Ironie. Outre les grands groupes bancaires, d’autres établissements, plus petits – comme les shoko ou les sarakin – et autres sociétés de crédit, pratiquent des prêts à des taux usuraires. En cas de défaut de paiement, certaines maisons n’hésitent pas à recruter des shakkin tori, recouvreurs spécialisés à la solde des sociétés de prêts. Ironie de la situation, le retour de la croissance, il y a cinq ans, a dopé ces établissements.
Les foyers japonais rêvant de nouveau d’accéder à la propriété, et les banques ayant pour beaucoup réduit leurs encours, ces groupes de crédit, vrais requins de la finance, assurent au prix fort l’achat d’une maison ou d’un appartement remboursable sur deux générations. Takefuji, Promise ou Acom figurent parmi les leaders du secteur.
Parallèlement, depuis qu’en 2005, le marché immobilier nippon est reparti à la hausse dans les quartiers les plus huppés de Tokyo et d’autres grandes villes (après une baisse considérable de sa valeur depuis douze ans), il intéresse plus encore les grands groupes financiers (banques, fonds, etc.) japonais et étrangers.
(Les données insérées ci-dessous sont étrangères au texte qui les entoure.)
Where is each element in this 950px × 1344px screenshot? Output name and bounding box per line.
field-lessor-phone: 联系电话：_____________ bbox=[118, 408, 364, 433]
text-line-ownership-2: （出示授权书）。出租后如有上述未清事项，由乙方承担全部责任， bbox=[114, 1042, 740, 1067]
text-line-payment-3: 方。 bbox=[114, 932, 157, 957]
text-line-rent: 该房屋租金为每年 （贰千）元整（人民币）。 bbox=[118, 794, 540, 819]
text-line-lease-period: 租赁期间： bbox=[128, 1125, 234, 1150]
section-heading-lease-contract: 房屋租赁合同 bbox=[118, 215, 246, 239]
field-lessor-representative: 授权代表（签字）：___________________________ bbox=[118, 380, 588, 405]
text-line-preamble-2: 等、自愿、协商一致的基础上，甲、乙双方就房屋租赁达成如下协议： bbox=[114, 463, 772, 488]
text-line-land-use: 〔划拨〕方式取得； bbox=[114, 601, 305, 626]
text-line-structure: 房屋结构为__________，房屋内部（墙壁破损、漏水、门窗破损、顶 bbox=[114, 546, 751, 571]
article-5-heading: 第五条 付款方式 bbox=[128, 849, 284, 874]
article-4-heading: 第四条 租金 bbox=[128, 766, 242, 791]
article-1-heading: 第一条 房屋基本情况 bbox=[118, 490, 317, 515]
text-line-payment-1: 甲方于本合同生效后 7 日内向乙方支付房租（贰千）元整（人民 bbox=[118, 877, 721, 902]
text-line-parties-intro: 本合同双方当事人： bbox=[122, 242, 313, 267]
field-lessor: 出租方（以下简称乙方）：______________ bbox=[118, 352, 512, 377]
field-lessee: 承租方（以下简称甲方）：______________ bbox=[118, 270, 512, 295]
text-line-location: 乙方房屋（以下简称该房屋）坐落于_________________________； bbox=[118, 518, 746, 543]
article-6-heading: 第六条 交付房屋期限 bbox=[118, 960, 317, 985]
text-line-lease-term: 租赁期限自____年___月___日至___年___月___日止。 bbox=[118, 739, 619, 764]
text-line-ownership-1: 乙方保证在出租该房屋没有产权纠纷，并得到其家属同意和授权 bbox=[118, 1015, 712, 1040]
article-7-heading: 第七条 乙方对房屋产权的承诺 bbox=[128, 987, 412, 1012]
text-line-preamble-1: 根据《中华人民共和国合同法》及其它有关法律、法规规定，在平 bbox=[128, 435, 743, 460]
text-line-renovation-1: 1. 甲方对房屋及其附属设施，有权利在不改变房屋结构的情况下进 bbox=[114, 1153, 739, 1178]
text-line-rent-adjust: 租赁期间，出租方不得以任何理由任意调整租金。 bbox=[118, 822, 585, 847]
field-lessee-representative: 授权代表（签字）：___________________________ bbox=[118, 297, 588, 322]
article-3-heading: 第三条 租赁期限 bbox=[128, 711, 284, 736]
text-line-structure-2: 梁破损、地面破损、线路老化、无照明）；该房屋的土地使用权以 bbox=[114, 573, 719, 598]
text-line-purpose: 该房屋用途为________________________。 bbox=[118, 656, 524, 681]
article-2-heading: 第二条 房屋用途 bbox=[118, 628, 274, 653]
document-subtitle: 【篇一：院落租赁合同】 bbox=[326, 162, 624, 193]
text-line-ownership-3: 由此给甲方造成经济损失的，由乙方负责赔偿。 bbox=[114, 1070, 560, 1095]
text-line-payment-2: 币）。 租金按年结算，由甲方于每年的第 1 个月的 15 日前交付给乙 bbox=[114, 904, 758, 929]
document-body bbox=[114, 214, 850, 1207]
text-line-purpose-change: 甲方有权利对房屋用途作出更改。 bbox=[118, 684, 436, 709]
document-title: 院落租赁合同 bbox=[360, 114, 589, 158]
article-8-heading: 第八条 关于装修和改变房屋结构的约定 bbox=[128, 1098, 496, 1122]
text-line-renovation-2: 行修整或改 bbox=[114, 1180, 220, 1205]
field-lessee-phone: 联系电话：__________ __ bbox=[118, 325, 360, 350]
Afin d’y être mieux présent, ces derniers n’hésitent pas à racheter un établissement de crédit bien implanté localement. L’américain GE (General Electric) a ainsi mis la main sur la société nippone Re-Ku, et le géant Citigroup sur De-ku. « Certains nouveaux établissements de crédit prêtent à des taux parfois très bas. Mais utilisent de plus en plus comme garantie le recours à une hypothèque directe », lit-on dans un rapport publié l’an dernier par la Japan Credit Counselling Association.